Am Mittwoch, dem 11. Februar 2026, wird der öffentliche Personennahverkehr (ÖPNV) in Fürth und Umgebung durch einen Warnstreik erheblich beeinträchtigt. Die Gewerkschaft Verdi hat die Beschäftigten zu diesem Streik aufgerufen, um auf die prekären Arbeitsbedingungen im kommunalen ÖPNV aufmerksam zu machen. Betroffen sind vor allem die U-Bahn-Linie 1 in Fürth, die von der Verkehrsgemeinschaft Nürnberg (VAG) betrieben wird, sowie mehrere Buslinien.

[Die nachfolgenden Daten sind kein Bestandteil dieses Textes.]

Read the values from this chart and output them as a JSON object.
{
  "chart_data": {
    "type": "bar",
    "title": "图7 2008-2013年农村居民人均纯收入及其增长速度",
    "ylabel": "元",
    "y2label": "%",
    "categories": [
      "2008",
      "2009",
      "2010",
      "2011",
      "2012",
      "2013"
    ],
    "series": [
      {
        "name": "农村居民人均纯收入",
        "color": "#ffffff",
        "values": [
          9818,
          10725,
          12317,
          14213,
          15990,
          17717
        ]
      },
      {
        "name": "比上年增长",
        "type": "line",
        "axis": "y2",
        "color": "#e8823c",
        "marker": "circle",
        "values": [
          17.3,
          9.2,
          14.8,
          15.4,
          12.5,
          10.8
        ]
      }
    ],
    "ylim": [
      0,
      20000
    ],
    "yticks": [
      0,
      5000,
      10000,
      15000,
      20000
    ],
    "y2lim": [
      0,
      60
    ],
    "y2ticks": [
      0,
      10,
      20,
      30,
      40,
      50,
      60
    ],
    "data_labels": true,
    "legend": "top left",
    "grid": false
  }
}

Bereits ab 4 Uhr morgens am 11. Februar bis zum 4 Uhr am 12. Februar werden keine Züge auf der U1 fahren. Auch die VAG-Buslinien 37, 39 und 67 nach Fürth fallen während dieses Zeitraums aus. Ersatzweise bietet die VAG Buslinien im Stundentakt auf Basis des NightLiner-Netzes an. Die Linie N9 wird zwischen dem Nürnberger Hauptbahnhof und dem Fürther Rathaus verkehren, während die Linien N11 und N14 von Nürnberg bis zur Stadtgrenze im Einsatz sind. Wichtig zu erwähnen ist, dass die S- und Regionalbahnen der Deutschen Bahn nicht von diesem Streik betroffen sind. Weitere Informationen sind auf der Homepage der VAG verfügbar.

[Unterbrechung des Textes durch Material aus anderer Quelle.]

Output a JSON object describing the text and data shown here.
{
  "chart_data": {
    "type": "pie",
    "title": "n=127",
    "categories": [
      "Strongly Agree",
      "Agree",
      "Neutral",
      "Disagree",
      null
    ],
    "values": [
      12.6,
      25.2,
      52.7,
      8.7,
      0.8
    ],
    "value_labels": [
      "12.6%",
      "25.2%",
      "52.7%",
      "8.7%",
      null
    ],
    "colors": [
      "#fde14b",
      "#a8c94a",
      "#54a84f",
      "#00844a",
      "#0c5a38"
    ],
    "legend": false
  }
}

Hintergrund und Forderungen der Gewerkschaft
Die Gewerkschaft Verdi fordert im Rahmen des Warnstreiks eine Verbesserung der Arbeitsbedingungen im kommunalen ÖPNV. Dies umfasst unter anderem die Verkürzung der Wochenarbeitszeit sowie der Schichtzeiten, die Verlängerung der Ruhezeiten und höhere Zuschläge für Nacht- und Wochenendarbeit. Christine Behle, stellvertretende Verdi-Vorsitzende, weist darauf hin, dass die Beschäftigten unter hoher Belastung durch ungünstige Arbeitszeiten, Schichtarbeit und Zeitdruck stehen. Die Forderungen zielen darauf ab, die hohe Fluktuation zu stoppen und Fachkräfte zu gewinnen. In diesem Kontext finden vom 11. bis 13. Februar in Potsdam die dritten Verhandlungen im Tarifstreit statt.

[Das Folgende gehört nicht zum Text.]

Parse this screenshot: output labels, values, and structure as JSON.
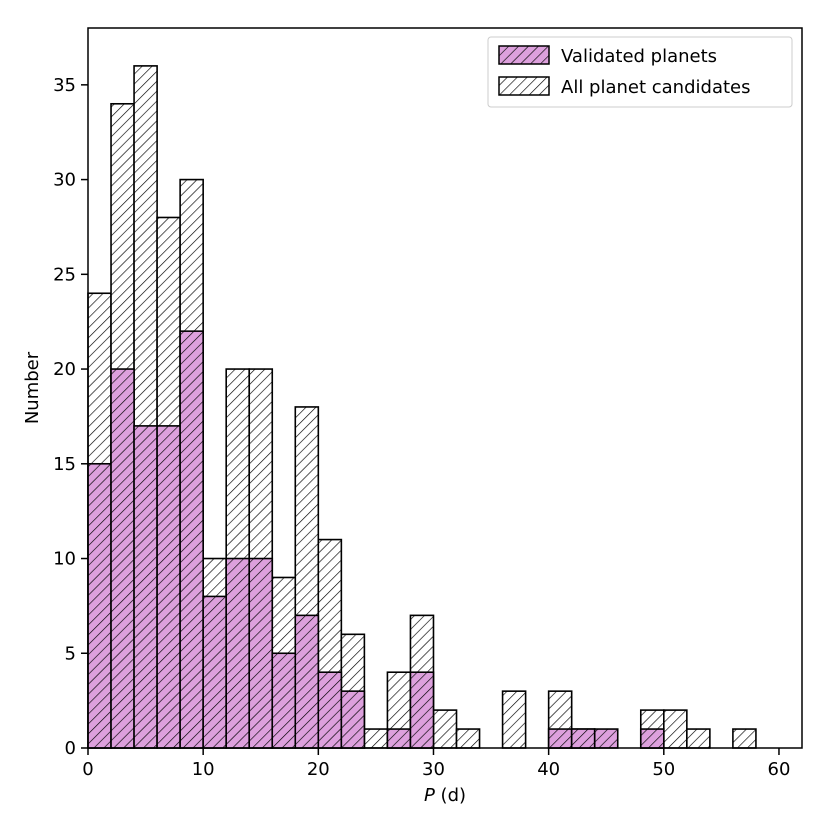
{
  "chart_data": {
    "type": "bar",
    "title": "",
    "xlabel_var": "P",
    "xlabel_unit": " (d)",
    "ylabel": "Number",
    "xlim": [
      0,
      62
    ],
    "ylim": [
      0,
      38
    ],
    "xticks": [
      0,
      10,
      20,
      30,
      40,
      50,
      60
    ],
    "yticks": [
      0,
      5,
      10,
      15,
      20,
      25,
      30,
      35
    ],
    "bin_width": 2,
    "bin_starts": [
      0,
      2,
      4,
      6,
      8,
      10,
      12,
      14,
      16,
      18,
      20,
      22,
      24,
      26,
      28,
      30,
      32,
      34,
      36,
      38,
      40,
      42,
      44,
      46,
      48,
      50,
      52,
      54,
      56,
      58
    ],
    "series": [
      {
        "name": "Validated planets",
        "color": "#dda0dd",
        "hatch": true,
        "values": [
          15,
          20,
          17,
          17,
          22,
          8,
          10,
          10,
          5,
          7,
          4,
          3,
          0,
          1,
          4,
          0,
          0,
          0,
          0,
          0,
          1,
          1,
          1,
          0,
          1,
          0,
          0,
          0,
          0,
          0
        ]
      },
      {
        "name": "All planet candidates",
        "color": "#ffffff",
        "hatch": true,
        "values": [
          24,
          34,
          36,
          28,
          30,
          10,
          20,
          20,
          9,
          18,
          11,
          6,
          1,
          4,
          7,
          2,
          1,
          0,
          3,
          0,
          3,
          1,
          0,
          0,
          2,
          2,
          1,
          0,
          1,
          0
        ]
      }
    ],
    "legend_position": "top-right"
  }
}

Ein ähnlicher, ganztägiger Warnstreik hat bereits am 2. Februar 2026 in vielen Regionen Deutschlands stattgefunden, bei dem Millionen Menschen betroffen waren, und der den Nahverkehr nahezu lahmlegte. Die Streiks erstreckten sich über alle 16 Bundesländer, mit Ausnahme von Niedersachsen, wo eine Friedenspflicht bis zum 1. April 2026 gilt. Auch hier forderte Verdi kürzere Schichten, längere Ruhezeiten und bessere Zuschläge. Diese bundesweiten Aktionen verdeutlichen das dringende Bedürfnis nach Reformen im Nahverkehr, um die Arbeitsbedingungen nachhaltig zu verbessern.
Auswirkungen und Reaktionen
Die Reaktion auf die Streikankündigungen ist unterschiedlich. Während die Gewerkschaft die Notwendigkeit für Veränderungen betont, sehen die kommunalen Arbeitgeber die Streiks als unverhältnismäßig an. In zahlreichen Städten, darunter Berlin, Hamburg und viele Großstädte in Nordrhein-Westfalen, war der Verkehr stark eingeschränkt. In Hamburg lag die Streikbeteiligung im Busverkehr zwischen 70 und 95 Prozent, während die S-Bahn nicht betroffen war. Dies zeigt, wie ernst die Situation ist und wie viele Beschäftigte bereit sind, für ihre Rechte einzutreten.
Die aktuellen Entwicklungen im ÖPNV sind nicht nur für die Beschäftigten von Bedeutung, sondern auch für die Nutzer, die auf einen zuverlässigen Nahverkehr angewiesen sind. Der Warnstreik am 11. Februar in Fürth ist ein Teil eines größeren Bildes, das die Herausforderungen und die Notwendigkeit von Veränderungen im öffentlichen Nahverkehr in Deutschland verdeutlicht. Es bleibt abzuwarten, ob die Verhandlungen in Potsdam zu einer Einigung führen und die angestrebten Verbesserungen umgesetzt werden können.